To get a sense of McPartland’s skills on the piano, here’s a song from her remarkable third album, Bossa Nova + Soul:
Starting in 1978, McPartland teamed with NPR to produce and distribute a weekly one-hour radio show on jazz. It ended its run in 2011, two years before her 2013 death.
Though Piano Jazz existed long before podcasts, the format is basically the same, and were it introduced through those distribution channels as a new offering, few would be able to tell the difference.
But what makes it a fascinating, absorbing listen is McPartland’s format: They’re having conversations as they sit at a piano, and since she herself is a master instrumentalist, McPartland is able to go deep into theory, style, dynamics, and influence through musical conversations.
Here’s the Piano Jazz interview with Alice Coltrane, in which they discuss her roots as a church organist, her transition to harp and her lifelong devotion to the piano. The performance that follows is astounding.
Walter Becker and Donald Fagan convened with McPartland for a brilliant debriefing in 2002. Here’s an excerpt from conversation. (The full version can be found on NPR Music and lasts an hour.)

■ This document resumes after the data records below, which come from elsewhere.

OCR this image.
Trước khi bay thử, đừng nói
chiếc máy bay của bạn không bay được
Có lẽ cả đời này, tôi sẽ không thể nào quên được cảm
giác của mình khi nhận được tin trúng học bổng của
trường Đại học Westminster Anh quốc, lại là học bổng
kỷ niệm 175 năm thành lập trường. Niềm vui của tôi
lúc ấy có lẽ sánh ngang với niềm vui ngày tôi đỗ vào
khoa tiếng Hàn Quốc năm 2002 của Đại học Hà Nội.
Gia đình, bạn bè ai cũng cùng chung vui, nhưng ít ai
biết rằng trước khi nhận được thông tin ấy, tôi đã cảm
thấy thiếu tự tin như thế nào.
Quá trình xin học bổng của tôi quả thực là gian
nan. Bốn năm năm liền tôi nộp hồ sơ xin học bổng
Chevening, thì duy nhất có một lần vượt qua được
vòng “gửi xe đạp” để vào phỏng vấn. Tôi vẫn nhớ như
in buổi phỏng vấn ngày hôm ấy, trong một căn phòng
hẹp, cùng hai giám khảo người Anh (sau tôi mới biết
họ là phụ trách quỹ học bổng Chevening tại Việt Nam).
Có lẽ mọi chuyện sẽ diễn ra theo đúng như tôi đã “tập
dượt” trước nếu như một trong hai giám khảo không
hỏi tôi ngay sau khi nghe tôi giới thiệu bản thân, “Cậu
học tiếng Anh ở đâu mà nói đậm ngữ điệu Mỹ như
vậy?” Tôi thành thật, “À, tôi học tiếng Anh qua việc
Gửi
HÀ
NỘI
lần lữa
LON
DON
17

One reason McPartland’s playing didn’t get much critical attention — besides the general misogyny in the jazz community — was her aesthetic: she was known as a purveyor of so-called cocktail jazz. An easy-listening offshoot, it lacked the grit of the post-bop and experimental sounds that artists like Taylor, Sun Ra and Bill Evans were exploring.
McPartland, in fact, recorded a record for KPM Music Library called, simply, Cocktail Jazz.
Though seldom mentioned, the pianist and jazz historian played a major role in advancing the music’s import and influence on American culture, if only because its listenership at the time included a lot of scholarly academics, Boomer college graduates with disposable income, and artistically curious listeners tuning into classical music programming between episodes of Morning Edition and This American Life.
In fact, it’s fair to say that some of the used jazz records you find in the wild are the product of McPartland’s conversations, which reached millions of listeners during her lifetime.